What bothers me about plagiarism is not that I don’t believe there can be such a thing. Anyone can identify the fringe activity where something is appropriated joylessly and unimaginatively and deceptively. And we can all condemn that very easily. But what fascinates me is that people work so hard to ignore the resemblance between that activity and what artists do routinely, necessarily all the time in their procedure which is grab on to stuff, move it around, transform it. And when the same thing is done and value is added and influence is acknowledged, well this is culture making. It's not some minority activity, this is culture making at its most central. This is what people do.

It's not that an act of art making is either a commodity transaction or a gift transaction—to use Lewis Hyde's vocabulary, the author of The Gift—but that it’s innately both. If I do what I do—do what I mean to do—when I offer a book into the world, sure I’d like to get paid.
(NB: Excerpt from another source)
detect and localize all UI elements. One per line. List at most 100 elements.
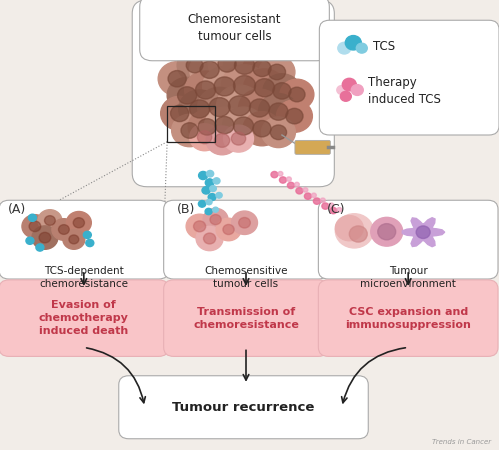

But if it’s any good at all, I hope to transmit something far more valuable than the $23.95 you’ve shelled out at the bookstore. I want it to sink into you and become a part of you and trouble you. It’s something I could never ideally be repaid for and I wouldn’t want to try. So it’s a gift and a commodity at the same moment. And this is what artists do.

Inhaling the Memory of an Act Never Experienced

"Most artists are brought to their vocation when their own nascent gifts are awakened by the work of a master. That is to say, most artists are converted to art by art itself. Finding one's voice isn't just an emptying and purifying oneself of the words of others but an adopting and embracing of filiations, communities, and discourses. Inspiration could be called inhaling the memory of an act never experienced. Invention, it must be humbly admitted, does not consist in creating out of void but out of chaos. Any artist knows these truths, no matter how deeply he or she submerges that knowing."